WDI In Practice

Let’s break down what a WDI project looks like in practice.

Problem statement

Start off with a problem statement: what question(s) are you trying to answer using data? WDI is a business driven activity, there should be a clear value proposition from the project. Of course, you won’t know all the questions at the start, but you should try to define enough questions to validate that you are collecting the correct data.

Data source identification

You should now be able to determine where you want to get this data from, and how often. This is sometimes driven by business requirements (competitors), and sometimes by technical considerations.

This step is also a sanity check for whether or not the data is available, and if it is going to be feasible to collect the data as desired.

Schema definition

You must now define the schema that you want to end up with. To do this, you need to write the JSON schema required, although personally I prefer to write it in YAML and then compile it to JSON, because:

  1. YAML is easier to read

  2. YAML is easier to write

  3. YAML can be commented

You should only use a subset of JSON Schema - you only want database friendly types, so no polymorphism! Think of the JSON schema as really representing nested tables. As such it is important to be able to identify a primary key that you can use for the data, be that a URL, a SKU, or otherwise.

The schema should really be driven from the business problem you are trying to collect data to answer, but potentially with an eye on what the next question might be. It’s not possible to go back and collect histroic data, so it’s better to try to get the coverage of data you think you will need for the project. It is a bit waterfall by necessity, however you can still be lean and go back and add and change fields.

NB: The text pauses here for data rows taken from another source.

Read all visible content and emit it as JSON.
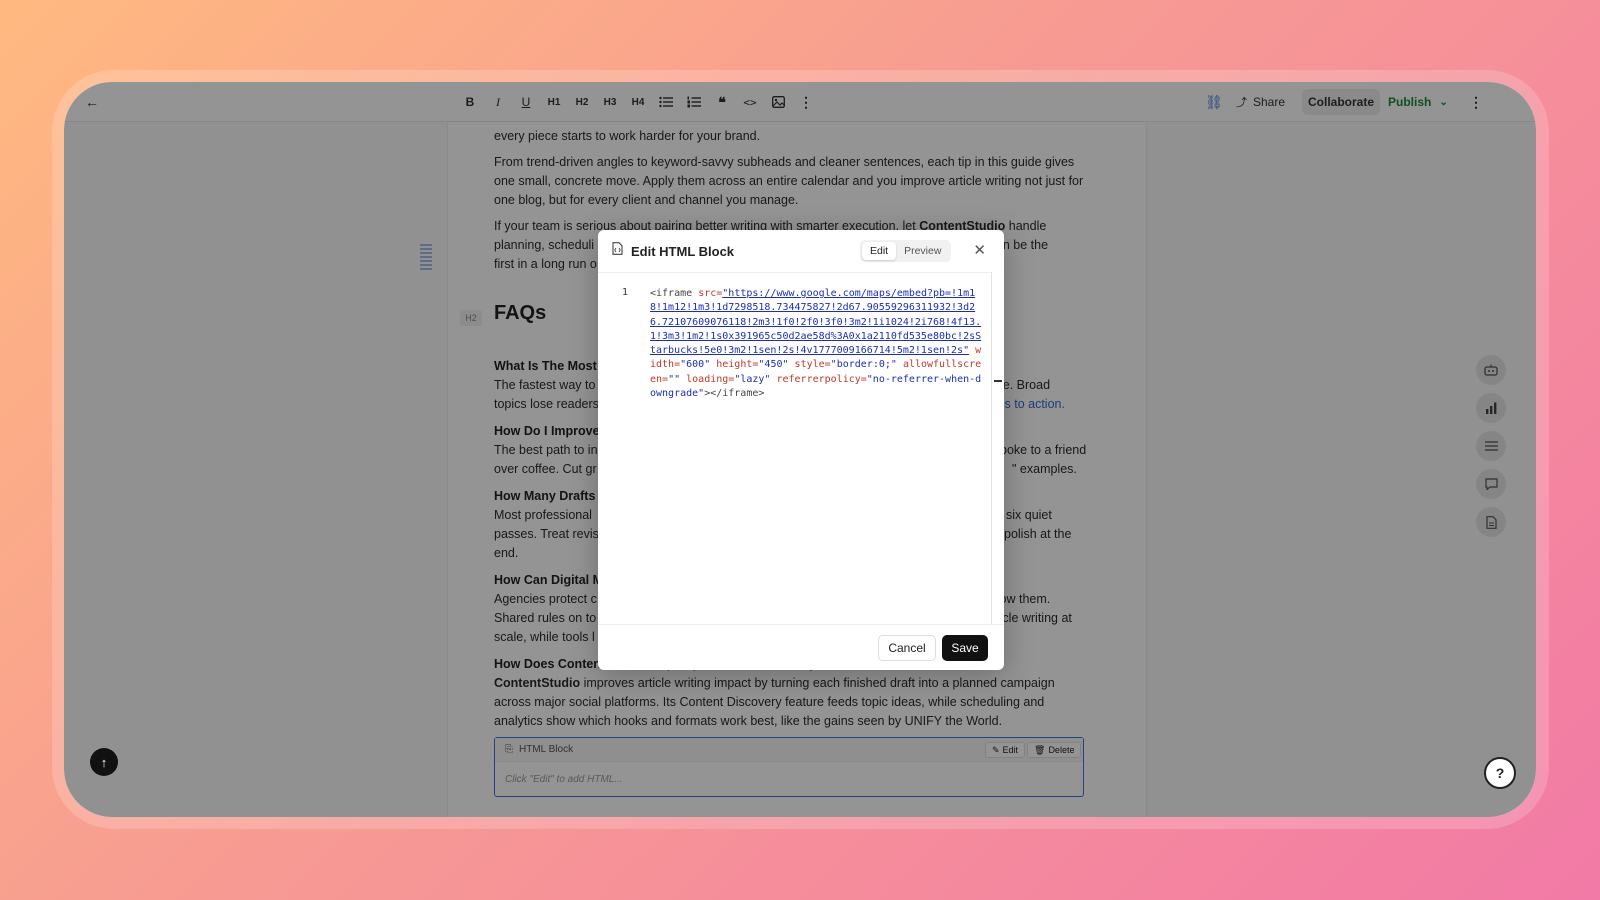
{
  "toolbar": {
    "bold": "B",
    "italic": "I",
    "underline": "U",
    "h1": "H1",
    "h2": "H2",
    "h3": "H3",
    "h4": "H4",
    "share": "Share",
    "collaborate": "Collaborate",
    "publish": "Publish"
  },
  "doc": {
    "p0": "every piece starts to work harder for your brand.",
    "p1": "From trend-driven angles to keyword-savvy subheads and cleaner sentences, each tip in this guide gives one small, concrete move. Apply them across an entire calendar and you improve article writing not just for one blog, but for every client and channel you manage.",
    "p2a": "If your team is serious about pairing better writing with smarter execution, let",
    "p2b": "ContentStudio",
    "p2c": "handle",
    "p2d": "planning, scheduli",
    "p2e": "sh can be the",
    "p2f": "first in a long run o",
    "h2badge": "H2",
    "faqs": "FAQs",
    "q1": "What Is The Most",
    "a1a": "The fastest way to",
    "a1b": "le. Broad",
    "a1c": "topics lose readers",
    "a1d": "alls to action",
    "q2": "How Do I Improve",
    "a2a": "The best path to in",
    "a2b": "poke to a friend",
    "a2c": "over coffee. Cut gr",
    "a2d": "\" examples.",
    "q3": "How Many Drafts",
    "a3a": "Most professional",
    "a3b": "six quiet",
    "a3c": "passes. Treat revis",
    "a3d": "polish at the",
    "a3e": "end.",
    "q4": "How Can Digital M",
    "q4b": "?",
    "a4a": "Agencies protect c",
    "a4b": "llow them.",
    "a4c": "Shared rules on to",
    "a4d": "rticle writing at",
    "a4e": "scale, while tools l",
    "q5": "How Does ContentStudio Help Improve Article Writing And Distribution?",
    "a5a": "ContentStudio",
    "a5b": "improves article writing impact by turning each finished draft into a planned campaign across major social platforms. Its Content Discovery feature feeds topic ideas, while scheduling and analytics show which hooks and formats work best, like the gains seen by UNIFY the World.",
    "html_block_label": "HTML Block",
    "html_block_edit": "Edit",
    "html_block_delete": "Delete",
    "html_block_placeholder": "Click \"Edit\" to add HTML..."
  },
  "modal": {
    "title": "Edit HTML Block",
    "tab_edit": "Edit",
    "tab_preview": "Preview",
    "line_number": "1",
    "code_tag_open": "<iframe",
    "code_src_attr": "src=",
    "code_src_value": "\"https://www.google.com/maps/embed?pb=!1m18!1m12!1m3!1d7298518.734475827!2d67.90559296311932!3d26.72107609076118!2m3!1f0!2f0!3f0!3m2!1i1024!2i768!4f13.1!3m3!1m2!1s0x391965c50d2ae58d%3A0x1a2110fd535e80bc!2sStarbucks!5e0!3m2!1sen!2s!4v1777009166714!5m2!1sen!2s\"",
    "code_width_attr": "width=",
    "code_width_value": "\"600\"",
    "code_height_attr": "height=",
    "code_height_value": "\"450\"",
    "code_style_attr": "style=",
    "code_style_value": "\"border:0;\"",
    "code_allow_attr": "allowfullscreen=",
    "code_allow_value": "\"\"",
    "code_loading_attr": "loading=",
    "code_loading_value": "\"lazy\"",
    "code_ref_attr": "referrerpolicy=",
    "code_ref_value": "\"no-referrer-when-downgrade\"",
    "code_tag_close": "></iframe>",
    "cancel": "Cancel",
    "save": "Save"
  },
  "help_icon": "?",
  "scroll_top_icon": "↑"
}
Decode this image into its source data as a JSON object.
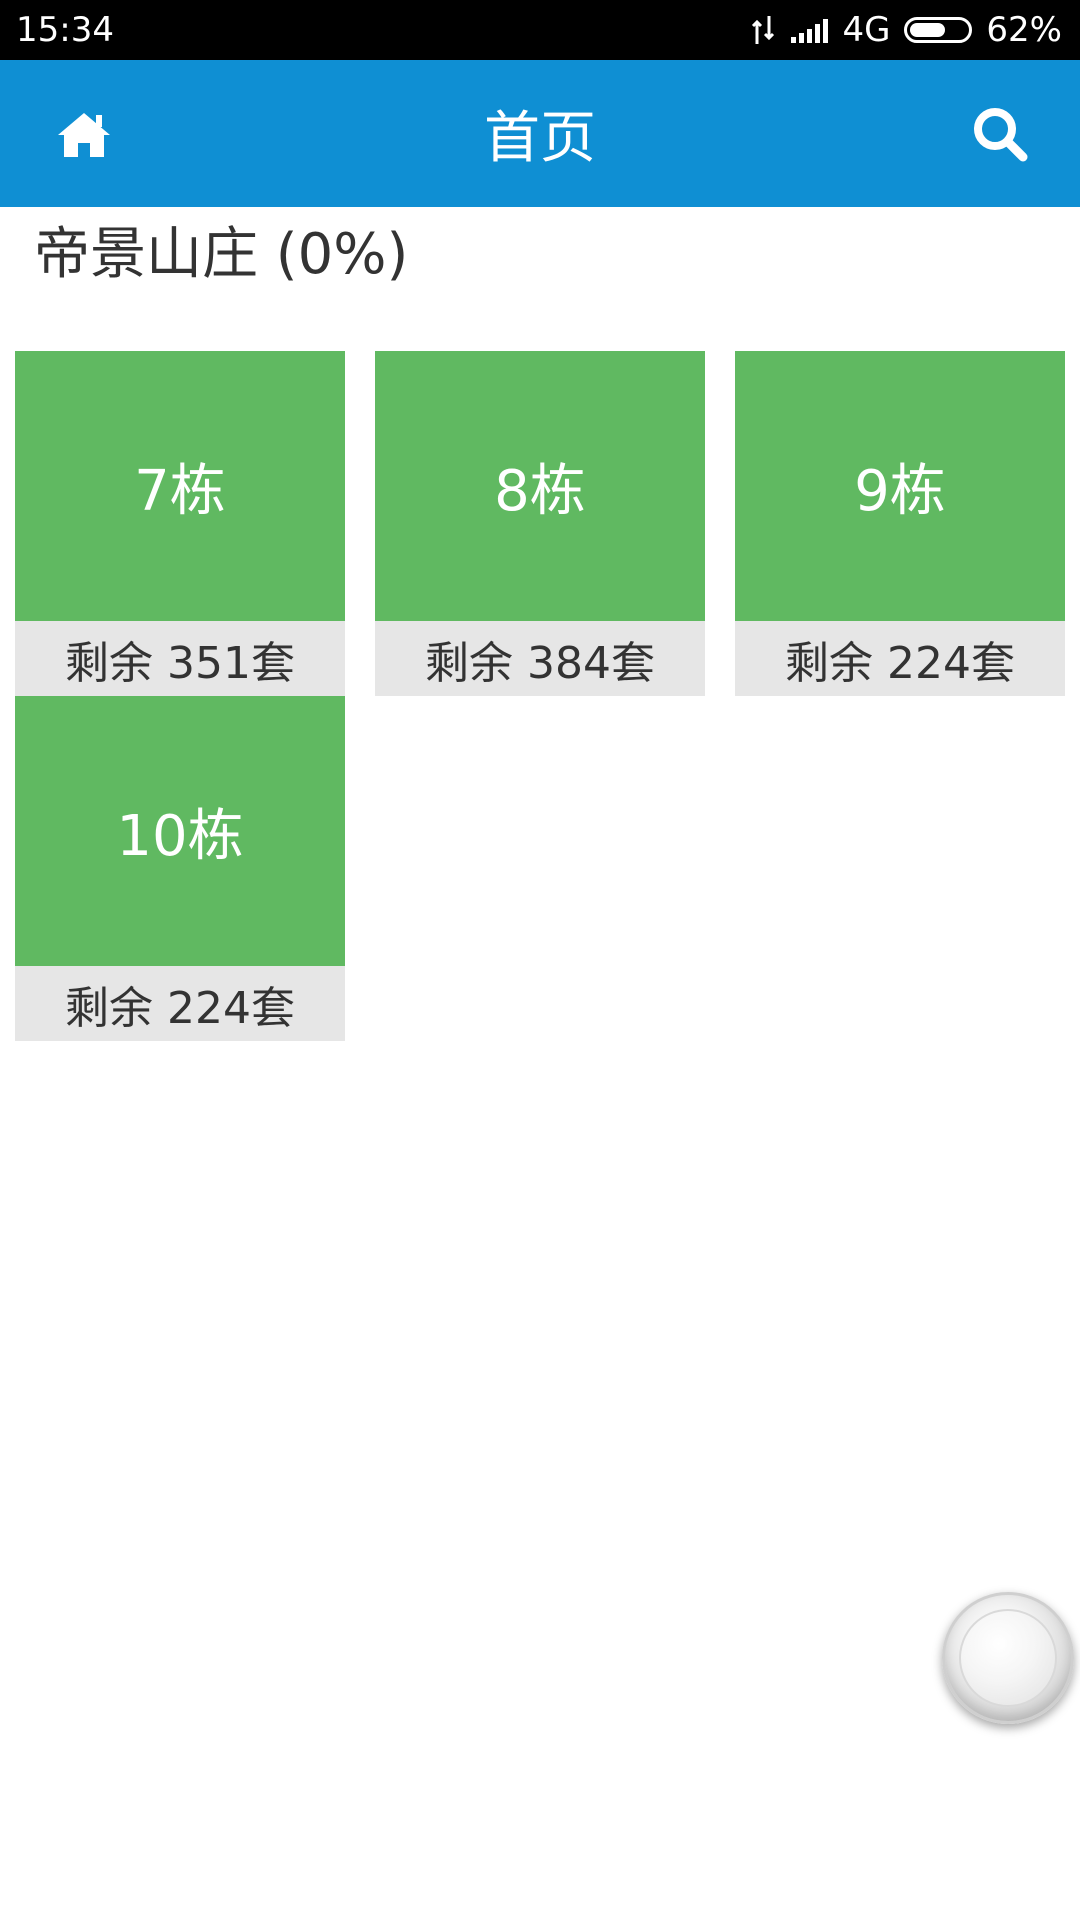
{
  "status_bar": {
    "time": "15:34",
    "network": "4G",
    "battery": "62%",
    "battery_level": 0.62,
    "icons": [
      "data-arrows-icon",
      "signal-icon",
      "battery-icon"
    ]
  },
  "header": {
    "title": "首页",
    "home_icon": "home-icon",
    "search_icon": "search-icon"
  },
  "project": {
    "title": "帝景山庄 (0%)"
  },
  "buildings": [
    {
      "name": "7栋",
      "remaining": "剩余 351套"
    },
    {
      "name": "8栋",
      "remaining": "剩余 384套"
    },
    {
      "name": "9栋",
      "remaining": "剩余 224套"
    },
    {
      "name": "10栋",
      "remaining": "剩余 224套"
    }
  ],
  "colors": {
    "accent": "#0f8fd3",
    "tile": "#60b961",
    "tile_footer": "#e6e6e6",
    "text": "#333333"
  },
  "floating_button": {
    "icon": "assistive-touch-icon"
  }
}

However once you start collecting data the cost of change becomes much higher.

Query definition

Now you have your schema defined, you should be able to write down the SQL queries you would execute in order to get the answers you want. This really is a validation exercise to check that the schema is correct, and once you start pressing forward you will be able to answer the questions with the data you have.

Data source mapping

Now you have the data sources and the schema, you should be able to map the schema to the data points to the data sources, ready for the Data Engineering. This really is the "specification" step of the software development lifecycle (SDLC) of Data Engineering.

Data engineering

Data engineering is the process of creating the code or configuration to fetch the web resources, and transform them into JSON adhering to the schema required.

The output of this step is newline-delimited JSON ("ND-JSON").

Data transformation

As part of the data engineering, any transformations that are necessary to make the data fit into the desired schema must be carried out; for example, this may include currency normalization, case normalization, date parsing, field splitting (name ⇒ first_name, last_name).

Audit trail

It is often the case that we want to keep an audit log of where the data came from for traceability reasons. These may include raw files, e.g. HTML, as well as screenshots from Web Applications.

Data quality checking

An integral part of Data Engineering is Data Quality checking, which should ideally be happening progressively as the data is collected, so as to raise an issue to ops, and then fail fast if there is an issue that needs correcting. If this is not possible, it can be checked at the end, but if there are issues with certain data, the data may need to be re-fetched. For this reason it is best to keep the raw data file, e.g. HTML, such that if possible data can be re-extracted without

Schema validation

The data can be validated against the schema as it is collected. The JSON Schema can contain rules for what the data should be, e.g. min/max values, regular expressions, etc. Later, values in the Data lake conversion process will blanked if they do not conform to the schema, so this can give an example of data loss.

Model-based validation

The data can also be validated against a machine learning model to see if it has the same "shape" as previous, known-valid data. Data that is incorrectly flagged can be used for further training of the model.

Data import

Data can then be canverted into parquet file(s) and stored in the data lake in the correct partition(s). These file(s) should have predictable fienames so that if they need to be deleted or replaced in future they can be.

Data analysis, visualization and alerting

Once the data is stored, then the queries can be run against it, dashboards created, and alerts set up to notify you of certain conditions occuring.